Code in the Language of the Domain
Picture two codebases. In one you come across:
if (portfolioIdsByTraderId.get(trader.getId())
.containsKey(portfolio.getId())) {...}
You scratch your head, wondering what this code might be for. It seems to be getting an ID from a trader object, using that to get a map out of a, well, map-of-maps apparently, and then seeing if another ID from a portfolio object exists in the inner map. You scratch your head some more. You look for the declaration of portfolioIdsByTraderId and discover this:
Map<int, Map<int, int>> portfolioIdsByTraderId;
Gradually you realise it might be something to do with whether a trader has access to a particular portfolio. And of course you will find the same lookup fragment — or more likely a similar-but-subtly-different code fragment — whenever something cares whether a trader has access to a particular portfolio.
In the other codebase you come across this:
if (trader.canView(portfolio)) {...}
No head scratching. You don’t need to know how a trader knows. Perhaps there is one of these maps-of-maps tucked away somewhere inside. But that’s the trader’s business, not yours.
Now which of those codebases would you rather be working in?
Once upon a time we only had very basic data structures: bits and bytes and characters (really just bytes but we would pretend they were letters and punctuation). Decimals were a bit tricky because our base 10 numbers don’t work very well in binary, so we had several sizes of floating-point types. Then came arrays and strings (really just different arrays). Then we had stacks and queues and hashes and linked lists and skip lists and lots of other exciting data structures that don’t exist in the real world. “Computer science” was about spending lots of effort mapping the real world into our restrictive data structures. The real gurus could even remember how they had done it.
Then we got user-defined types! OK, this isn’t news, but it does change the game somewhat. If your domain contains concepts like traders and portfolios, you can model them with types called, say, Trader and Portfolio. But, more importantly than this, you can model relationships between them using domain terms too.
If you don’t code using domain terms you are creating a tacit (read: secret) understanding that this int over here means the way to identify a trader, whereas that int over there means the way to identify a portfolio. (Best not to get them mixed up!) And if you represent a business concept (“Some traders are not allowed to view some portfolios — it’s illegal”) with an algorithmic snippet, say an existence relationship in a map of keys, you aren’t doing the audit and compliance guys any favors.
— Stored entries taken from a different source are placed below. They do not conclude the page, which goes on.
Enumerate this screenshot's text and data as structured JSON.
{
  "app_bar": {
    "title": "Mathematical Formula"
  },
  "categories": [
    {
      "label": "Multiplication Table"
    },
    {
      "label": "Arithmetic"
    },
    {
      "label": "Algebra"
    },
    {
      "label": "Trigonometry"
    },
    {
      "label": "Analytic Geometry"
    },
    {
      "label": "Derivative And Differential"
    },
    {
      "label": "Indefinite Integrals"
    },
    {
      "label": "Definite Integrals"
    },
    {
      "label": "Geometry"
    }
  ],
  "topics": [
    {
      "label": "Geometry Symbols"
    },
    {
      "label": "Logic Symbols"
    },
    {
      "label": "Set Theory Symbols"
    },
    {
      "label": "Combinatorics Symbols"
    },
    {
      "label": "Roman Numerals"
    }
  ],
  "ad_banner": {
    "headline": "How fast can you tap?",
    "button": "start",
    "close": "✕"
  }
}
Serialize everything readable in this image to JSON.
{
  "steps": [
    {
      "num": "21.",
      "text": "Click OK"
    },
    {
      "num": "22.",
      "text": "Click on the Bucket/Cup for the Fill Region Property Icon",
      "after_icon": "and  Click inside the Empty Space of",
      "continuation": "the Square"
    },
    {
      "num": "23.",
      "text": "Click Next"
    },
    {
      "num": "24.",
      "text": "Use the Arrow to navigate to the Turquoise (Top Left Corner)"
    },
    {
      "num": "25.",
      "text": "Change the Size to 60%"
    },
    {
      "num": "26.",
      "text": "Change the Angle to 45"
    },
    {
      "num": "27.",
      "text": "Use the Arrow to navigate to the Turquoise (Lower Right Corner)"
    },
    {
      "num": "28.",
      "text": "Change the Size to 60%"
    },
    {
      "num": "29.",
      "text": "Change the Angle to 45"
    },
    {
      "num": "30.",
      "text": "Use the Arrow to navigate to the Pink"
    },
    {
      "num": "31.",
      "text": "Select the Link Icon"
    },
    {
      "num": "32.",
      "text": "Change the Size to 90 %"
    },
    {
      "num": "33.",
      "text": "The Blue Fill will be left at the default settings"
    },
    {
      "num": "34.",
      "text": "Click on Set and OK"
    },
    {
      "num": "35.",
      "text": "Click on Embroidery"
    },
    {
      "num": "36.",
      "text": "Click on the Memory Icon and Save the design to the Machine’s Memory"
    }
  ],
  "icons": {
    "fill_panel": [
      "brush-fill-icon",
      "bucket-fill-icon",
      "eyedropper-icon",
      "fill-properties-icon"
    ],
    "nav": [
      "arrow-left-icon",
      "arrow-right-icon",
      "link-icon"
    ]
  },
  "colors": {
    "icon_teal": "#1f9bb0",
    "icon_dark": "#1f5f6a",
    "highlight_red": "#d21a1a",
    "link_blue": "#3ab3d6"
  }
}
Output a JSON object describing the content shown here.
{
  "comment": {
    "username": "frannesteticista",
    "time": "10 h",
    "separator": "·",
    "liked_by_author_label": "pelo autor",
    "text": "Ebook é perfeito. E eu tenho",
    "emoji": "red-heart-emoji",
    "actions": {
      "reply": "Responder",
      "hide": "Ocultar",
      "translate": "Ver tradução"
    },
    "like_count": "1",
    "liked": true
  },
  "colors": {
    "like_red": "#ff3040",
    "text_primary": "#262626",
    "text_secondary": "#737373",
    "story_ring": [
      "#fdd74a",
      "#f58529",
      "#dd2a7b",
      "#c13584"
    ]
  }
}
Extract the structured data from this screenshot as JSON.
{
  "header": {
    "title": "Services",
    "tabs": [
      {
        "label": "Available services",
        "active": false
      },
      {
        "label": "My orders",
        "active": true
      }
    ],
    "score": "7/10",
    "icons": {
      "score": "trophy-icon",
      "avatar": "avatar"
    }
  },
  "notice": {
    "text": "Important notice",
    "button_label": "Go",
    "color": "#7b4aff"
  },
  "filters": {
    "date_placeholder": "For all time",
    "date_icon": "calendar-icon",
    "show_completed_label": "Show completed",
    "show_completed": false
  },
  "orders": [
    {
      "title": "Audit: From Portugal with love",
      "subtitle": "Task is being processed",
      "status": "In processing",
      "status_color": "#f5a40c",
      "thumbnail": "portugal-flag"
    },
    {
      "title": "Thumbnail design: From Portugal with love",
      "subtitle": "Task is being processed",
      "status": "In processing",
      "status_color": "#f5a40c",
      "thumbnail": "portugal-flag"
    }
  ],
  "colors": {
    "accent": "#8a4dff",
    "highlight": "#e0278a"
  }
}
The next programmer along might not be in on the secret, so why not make it explicit? Using a key as a lookup to another key that performs an existence check is not terribly obvious. How is someone supposed to intuit that’s where the business rules preventing conflict of interest are implemented?
Making domain concepts explicit in your code means other programmers can gather the intent of the code much more easily than by trying to retrofit an algorithm into what they understand about a domain. It also means that when the domain model evolves — which it will as your understanding of the domain grows — you are in a good position to evolve the code. Coupled with good encapsulation, the chances are good that the rule will exist in only one place, and that you can change it without any of the dependent code being any the wiser.
The programmer who comes along a few months later to work on the code will thank you. The programmer who comes along a few months later might be you.